Augusto finalmente olhou em direção a filha. Naquela época, ainda apresentava traços joviais, da época que era apenas um príncipe disciplinado, porém, seus olhos brilhantes estavam apáticos, circulados por profundas marcas arroxeadas. Há dias o velho homem não dormia direito, a guerra civil iminente roubava-lhe o sono, o tempo e toda a paz que restava. Ao ver a princesa, contudo, sorriu:
-Minha pequena Catarina, venha cá.
A menina se aproximou, entusiasmada. Prepara o discurso na noite anterior, certa de que encontrara a resposta para os problemas do pai.
E do reino.
-O que são estas coisas em suas maos? - o rei a olhou, curioso
-É sobre a revolta, papai -
Todos voltaram o olhar em sua direção- Acho que tenho a solução.
Risadas explodiram em todo o salão. Catarina se encolheu, irritada. O que era assim tão engraçado?
-O que uma criança pode saber sobre guerras? -Darthés sorria, com as mãos pousadas sobre a espada.
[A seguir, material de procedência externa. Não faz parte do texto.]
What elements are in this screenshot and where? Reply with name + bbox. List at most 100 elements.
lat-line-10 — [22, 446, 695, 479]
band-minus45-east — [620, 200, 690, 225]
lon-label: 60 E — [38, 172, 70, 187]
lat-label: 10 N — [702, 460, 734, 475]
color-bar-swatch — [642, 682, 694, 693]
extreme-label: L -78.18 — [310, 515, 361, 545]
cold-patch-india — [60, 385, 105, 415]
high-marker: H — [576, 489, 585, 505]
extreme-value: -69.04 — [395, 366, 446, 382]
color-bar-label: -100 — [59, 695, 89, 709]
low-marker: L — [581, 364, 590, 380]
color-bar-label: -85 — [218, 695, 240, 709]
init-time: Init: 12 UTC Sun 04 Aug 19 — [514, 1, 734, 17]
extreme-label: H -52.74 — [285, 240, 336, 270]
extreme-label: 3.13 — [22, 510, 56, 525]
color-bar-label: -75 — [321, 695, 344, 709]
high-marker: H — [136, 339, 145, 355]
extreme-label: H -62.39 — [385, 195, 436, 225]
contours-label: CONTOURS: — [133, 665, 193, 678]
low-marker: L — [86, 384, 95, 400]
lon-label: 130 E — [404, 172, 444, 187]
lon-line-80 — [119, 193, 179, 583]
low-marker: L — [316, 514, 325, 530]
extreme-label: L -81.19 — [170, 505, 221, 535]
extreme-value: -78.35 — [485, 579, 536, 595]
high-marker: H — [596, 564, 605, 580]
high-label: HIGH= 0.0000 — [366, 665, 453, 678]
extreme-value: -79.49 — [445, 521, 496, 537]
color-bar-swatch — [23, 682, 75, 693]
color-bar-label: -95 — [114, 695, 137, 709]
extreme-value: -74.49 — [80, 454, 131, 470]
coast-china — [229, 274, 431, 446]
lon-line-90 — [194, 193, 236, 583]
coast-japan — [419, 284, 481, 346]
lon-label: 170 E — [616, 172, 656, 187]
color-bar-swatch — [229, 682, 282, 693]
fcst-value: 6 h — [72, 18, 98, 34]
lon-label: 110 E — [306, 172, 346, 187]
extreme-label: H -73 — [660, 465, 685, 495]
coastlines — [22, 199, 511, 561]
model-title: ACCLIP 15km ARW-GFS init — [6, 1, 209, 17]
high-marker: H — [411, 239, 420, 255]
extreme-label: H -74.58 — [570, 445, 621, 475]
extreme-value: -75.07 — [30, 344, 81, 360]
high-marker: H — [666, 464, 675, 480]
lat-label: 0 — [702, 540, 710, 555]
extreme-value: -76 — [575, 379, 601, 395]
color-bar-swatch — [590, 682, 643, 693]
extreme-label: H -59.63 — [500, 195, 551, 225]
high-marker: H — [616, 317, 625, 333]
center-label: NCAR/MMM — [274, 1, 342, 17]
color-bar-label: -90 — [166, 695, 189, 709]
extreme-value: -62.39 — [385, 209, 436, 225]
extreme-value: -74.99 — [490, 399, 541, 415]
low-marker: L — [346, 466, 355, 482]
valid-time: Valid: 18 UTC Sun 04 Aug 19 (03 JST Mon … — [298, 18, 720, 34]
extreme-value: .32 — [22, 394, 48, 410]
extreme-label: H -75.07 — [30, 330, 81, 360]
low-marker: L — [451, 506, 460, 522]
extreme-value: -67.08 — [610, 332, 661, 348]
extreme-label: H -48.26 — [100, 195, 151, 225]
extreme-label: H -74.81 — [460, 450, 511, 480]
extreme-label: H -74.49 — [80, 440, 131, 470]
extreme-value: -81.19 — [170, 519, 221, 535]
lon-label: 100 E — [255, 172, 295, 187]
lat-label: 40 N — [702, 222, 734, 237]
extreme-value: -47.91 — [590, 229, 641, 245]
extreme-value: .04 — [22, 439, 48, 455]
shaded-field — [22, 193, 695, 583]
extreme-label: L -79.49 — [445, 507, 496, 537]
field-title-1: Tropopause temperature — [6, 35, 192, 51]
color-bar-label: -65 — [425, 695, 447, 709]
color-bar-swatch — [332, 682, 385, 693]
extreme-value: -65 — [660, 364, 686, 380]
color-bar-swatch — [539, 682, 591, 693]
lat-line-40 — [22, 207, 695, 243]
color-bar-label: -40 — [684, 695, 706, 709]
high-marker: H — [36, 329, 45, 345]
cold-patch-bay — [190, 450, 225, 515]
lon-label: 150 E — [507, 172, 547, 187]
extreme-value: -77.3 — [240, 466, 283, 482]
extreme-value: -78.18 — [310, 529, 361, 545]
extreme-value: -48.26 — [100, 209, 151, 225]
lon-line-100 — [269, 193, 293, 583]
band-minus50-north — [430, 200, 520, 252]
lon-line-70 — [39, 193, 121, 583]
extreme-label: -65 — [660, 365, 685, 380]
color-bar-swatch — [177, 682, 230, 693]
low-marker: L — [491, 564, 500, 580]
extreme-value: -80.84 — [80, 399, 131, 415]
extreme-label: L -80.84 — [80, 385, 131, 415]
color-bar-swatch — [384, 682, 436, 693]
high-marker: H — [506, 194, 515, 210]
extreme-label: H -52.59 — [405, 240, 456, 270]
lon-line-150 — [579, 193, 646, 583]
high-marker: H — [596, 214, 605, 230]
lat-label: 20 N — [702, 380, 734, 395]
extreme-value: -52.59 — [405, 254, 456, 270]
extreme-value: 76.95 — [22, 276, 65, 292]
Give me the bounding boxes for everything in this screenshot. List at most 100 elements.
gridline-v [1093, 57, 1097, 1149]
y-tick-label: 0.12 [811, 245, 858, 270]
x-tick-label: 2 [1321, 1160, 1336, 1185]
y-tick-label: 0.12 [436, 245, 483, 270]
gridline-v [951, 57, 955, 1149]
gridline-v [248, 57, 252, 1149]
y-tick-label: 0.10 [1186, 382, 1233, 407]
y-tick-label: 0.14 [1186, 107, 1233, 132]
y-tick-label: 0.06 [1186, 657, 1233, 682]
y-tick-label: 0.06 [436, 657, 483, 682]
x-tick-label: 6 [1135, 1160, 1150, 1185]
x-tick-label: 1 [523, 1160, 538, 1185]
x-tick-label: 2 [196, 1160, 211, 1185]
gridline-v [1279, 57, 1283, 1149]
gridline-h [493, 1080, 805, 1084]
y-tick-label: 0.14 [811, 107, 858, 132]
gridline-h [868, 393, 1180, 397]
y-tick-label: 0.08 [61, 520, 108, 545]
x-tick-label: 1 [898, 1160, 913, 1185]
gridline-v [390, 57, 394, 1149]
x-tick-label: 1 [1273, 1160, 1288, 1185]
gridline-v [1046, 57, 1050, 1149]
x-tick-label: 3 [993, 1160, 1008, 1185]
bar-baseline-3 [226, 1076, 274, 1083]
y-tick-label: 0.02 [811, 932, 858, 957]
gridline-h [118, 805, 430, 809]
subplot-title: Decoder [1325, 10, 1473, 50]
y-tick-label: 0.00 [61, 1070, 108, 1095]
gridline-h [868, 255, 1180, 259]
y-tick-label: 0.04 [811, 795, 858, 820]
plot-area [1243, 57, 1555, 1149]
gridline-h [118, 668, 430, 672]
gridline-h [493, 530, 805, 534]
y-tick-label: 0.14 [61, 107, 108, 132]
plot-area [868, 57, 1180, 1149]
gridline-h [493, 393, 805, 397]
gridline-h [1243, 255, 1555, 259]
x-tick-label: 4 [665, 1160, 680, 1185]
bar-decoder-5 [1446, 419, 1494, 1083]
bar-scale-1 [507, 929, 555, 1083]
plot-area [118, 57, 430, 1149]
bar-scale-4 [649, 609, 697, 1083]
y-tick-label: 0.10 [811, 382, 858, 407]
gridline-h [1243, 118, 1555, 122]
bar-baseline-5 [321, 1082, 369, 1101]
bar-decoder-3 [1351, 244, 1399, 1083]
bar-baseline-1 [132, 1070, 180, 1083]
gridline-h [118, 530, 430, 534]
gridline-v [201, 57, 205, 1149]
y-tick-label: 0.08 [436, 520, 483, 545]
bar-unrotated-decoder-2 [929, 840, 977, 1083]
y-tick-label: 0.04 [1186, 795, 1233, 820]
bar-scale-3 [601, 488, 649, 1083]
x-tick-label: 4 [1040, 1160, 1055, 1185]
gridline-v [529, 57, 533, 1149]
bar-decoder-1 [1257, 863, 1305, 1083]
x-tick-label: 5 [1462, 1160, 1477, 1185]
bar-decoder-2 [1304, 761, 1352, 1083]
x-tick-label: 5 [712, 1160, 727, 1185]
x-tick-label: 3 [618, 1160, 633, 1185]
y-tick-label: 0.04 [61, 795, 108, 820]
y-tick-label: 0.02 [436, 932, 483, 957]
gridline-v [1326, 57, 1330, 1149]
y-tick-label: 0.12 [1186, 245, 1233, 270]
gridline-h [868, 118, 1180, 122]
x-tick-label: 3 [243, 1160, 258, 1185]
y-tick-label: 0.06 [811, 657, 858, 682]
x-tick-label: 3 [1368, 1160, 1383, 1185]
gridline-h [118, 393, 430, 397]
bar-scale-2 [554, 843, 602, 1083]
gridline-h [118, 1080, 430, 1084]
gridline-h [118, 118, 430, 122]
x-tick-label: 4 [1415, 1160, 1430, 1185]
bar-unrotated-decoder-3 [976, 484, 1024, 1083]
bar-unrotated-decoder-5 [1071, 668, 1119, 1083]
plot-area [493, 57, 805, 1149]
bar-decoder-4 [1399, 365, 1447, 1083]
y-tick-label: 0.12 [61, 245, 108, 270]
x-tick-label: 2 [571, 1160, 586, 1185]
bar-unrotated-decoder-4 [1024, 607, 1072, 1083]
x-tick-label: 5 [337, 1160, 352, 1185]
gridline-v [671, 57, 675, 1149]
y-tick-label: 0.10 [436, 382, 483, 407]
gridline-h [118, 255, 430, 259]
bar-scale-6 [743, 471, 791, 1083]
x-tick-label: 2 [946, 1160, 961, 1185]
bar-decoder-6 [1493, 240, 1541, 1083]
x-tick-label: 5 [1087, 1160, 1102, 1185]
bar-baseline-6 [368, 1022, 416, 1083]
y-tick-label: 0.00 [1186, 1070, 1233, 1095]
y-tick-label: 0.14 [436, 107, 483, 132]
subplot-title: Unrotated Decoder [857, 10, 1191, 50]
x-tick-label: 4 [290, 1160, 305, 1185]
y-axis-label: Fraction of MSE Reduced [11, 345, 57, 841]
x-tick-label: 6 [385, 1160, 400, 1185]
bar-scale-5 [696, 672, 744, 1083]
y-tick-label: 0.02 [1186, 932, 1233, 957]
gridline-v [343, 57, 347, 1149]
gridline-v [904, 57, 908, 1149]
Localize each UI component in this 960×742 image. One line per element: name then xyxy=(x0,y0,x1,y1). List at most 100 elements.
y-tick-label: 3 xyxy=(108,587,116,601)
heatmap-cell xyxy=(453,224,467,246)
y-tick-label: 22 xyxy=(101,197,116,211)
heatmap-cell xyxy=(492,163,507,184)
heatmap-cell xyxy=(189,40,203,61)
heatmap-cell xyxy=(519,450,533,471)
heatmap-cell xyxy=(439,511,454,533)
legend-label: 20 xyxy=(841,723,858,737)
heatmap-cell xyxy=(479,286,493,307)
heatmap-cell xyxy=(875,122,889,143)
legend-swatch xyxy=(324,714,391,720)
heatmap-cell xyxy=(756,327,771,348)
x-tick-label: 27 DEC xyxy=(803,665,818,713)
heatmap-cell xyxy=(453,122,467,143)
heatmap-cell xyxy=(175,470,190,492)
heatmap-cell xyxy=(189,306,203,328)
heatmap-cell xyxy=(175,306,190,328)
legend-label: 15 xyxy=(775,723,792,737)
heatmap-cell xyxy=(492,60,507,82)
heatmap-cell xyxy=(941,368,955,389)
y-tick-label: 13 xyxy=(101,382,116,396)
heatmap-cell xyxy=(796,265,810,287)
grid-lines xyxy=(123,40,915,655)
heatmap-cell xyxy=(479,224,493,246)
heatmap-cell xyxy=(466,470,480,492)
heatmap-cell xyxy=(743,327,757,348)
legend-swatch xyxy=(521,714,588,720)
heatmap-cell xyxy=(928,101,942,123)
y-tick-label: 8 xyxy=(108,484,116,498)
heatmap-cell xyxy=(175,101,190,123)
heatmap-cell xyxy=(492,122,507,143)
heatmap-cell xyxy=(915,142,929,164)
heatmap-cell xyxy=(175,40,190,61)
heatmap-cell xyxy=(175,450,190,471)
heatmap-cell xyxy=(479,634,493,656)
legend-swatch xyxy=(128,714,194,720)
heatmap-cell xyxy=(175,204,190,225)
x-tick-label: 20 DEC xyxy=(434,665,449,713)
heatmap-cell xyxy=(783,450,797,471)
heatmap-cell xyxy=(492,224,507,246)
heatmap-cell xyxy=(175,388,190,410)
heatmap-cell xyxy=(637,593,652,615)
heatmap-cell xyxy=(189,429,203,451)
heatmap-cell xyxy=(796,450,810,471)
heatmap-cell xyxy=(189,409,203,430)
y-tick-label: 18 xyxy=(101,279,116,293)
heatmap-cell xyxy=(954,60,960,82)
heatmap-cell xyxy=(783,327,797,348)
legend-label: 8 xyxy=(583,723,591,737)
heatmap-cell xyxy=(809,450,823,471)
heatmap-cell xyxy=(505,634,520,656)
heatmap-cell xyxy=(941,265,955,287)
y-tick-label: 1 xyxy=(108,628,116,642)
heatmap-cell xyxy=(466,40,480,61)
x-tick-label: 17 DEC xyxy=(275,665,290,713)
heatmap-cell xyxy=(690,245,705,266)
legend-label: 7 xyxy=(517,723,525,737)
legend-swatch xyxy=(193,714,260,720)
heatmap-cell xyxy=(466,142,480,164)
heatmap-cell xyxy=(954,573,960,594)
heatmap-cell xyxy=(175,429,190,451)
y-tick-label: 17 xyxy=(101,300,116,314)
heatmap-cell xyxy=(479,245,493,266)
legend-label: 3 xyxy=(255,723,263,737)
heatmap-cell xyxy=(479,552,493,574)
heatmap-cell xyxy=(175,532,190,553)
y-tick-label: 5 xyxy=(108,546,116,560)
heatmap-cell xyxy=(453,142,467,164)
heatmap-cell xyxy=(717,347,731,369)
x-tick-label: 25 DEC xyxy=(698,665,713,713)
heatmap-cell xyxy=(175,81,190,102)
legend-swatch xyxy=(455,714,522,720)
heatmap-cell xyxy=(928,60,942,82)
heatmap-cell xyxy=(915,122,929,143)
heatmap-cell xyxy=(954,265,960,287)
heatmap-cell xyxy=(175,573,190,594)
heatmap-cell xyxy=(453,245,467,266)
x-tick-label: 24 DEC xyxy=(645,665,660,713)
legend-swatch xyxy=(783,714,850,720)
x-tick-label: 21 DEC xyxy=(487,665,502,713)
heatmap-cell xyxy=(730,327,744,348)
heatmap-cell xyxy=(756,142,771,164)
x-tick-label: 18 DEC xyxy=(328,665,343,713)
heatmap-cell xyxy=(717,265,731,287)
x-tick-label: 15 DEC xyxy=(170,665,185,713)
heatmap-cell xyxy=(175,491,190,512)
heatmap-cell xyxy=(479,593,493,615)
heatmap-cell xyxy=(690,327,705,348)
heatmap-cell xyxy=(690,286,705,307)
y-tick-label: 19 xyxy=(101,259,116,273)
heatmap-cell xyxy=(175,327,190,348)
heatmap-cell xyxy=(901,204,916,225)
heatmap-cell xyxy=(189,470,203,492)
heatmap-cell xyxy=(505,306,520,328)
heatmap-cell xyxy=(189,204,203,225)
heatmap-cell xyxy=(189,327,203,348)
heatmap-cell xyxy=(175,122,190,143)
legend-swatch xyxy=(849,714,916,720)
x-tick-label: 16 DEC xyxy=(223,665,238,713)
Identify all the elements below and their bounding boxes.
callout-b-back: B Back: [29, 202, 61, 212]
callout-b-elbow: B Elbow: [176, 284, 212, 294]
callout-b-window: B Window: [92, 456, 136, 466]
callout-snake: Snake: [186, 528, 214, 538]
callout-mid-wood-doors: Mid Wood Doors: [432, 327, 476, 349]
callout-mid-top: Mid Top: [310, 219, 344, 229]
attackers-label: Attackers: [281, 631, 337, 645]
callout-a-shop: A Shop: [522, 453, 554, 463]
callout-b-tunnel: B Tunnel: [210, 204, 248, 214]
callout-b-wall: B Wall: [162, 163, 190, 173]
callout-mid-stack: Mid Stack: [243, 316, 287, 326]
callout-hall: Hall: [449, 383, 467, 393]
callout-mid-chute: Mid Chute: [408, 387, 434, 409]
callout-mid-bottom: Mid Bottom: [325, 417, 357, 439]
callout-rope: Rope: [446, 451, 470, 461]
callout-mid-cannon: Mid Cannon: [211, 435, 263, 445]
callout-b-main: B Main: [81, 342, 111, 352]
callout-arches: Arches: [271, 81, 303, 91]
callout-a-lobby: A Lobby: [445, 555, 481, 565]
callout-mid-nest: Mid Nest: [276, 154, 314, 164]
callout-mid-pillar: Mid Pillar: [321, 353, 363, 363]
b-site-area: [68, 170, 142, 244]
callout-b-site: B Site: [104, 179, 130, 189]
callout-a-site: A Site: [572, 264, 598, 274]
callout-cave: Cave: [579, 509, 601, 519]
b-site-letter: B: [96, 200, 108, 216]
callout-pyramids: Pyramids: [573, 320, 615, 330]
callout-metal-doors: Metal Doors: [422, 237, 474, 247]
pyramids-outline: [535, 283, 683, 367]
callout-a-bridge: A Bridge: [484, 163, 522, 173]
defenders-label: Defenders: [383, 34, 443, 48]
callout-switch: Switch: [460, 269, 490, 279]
Ironicamente, ele não era assim tão mais velho que a princesa - Se me permite, majestade, acho que a princesinha deveria voltar a seus aposentos para as aulas de bordados e deixar que homens adultos continuem a conversa.
O sangue de Catarina fervia em suas veias. Como aquele garoto ousava ofende-la assim? Ela era a herdeira do trono, quem governaria a vida dele dali alguns anos, a quem ele juraria obediência e lealdade, porque não era digna de ser ouvida? Porque era nova demais? Ora, vejam só, o cérebro mais novo é muito mais apto para tomar decisões do que um velho e gasto. Porque ela era mulher? Faça me um favor, onde estariam todos eles se não houvessem mulher para gera-los e cuida-los?
Mas seu pai a ouviria, Catarina tinha certeza. Porém, os olhos cansados do pai a fitaram e contrariando tudo o que ela imaginara, disse:
-Minha filha, por favor, isto aqui não é brincadeira. Você precisa de alguma coisa? Um vestido novo para suas bonecas? Peça a Ana, minha princesa.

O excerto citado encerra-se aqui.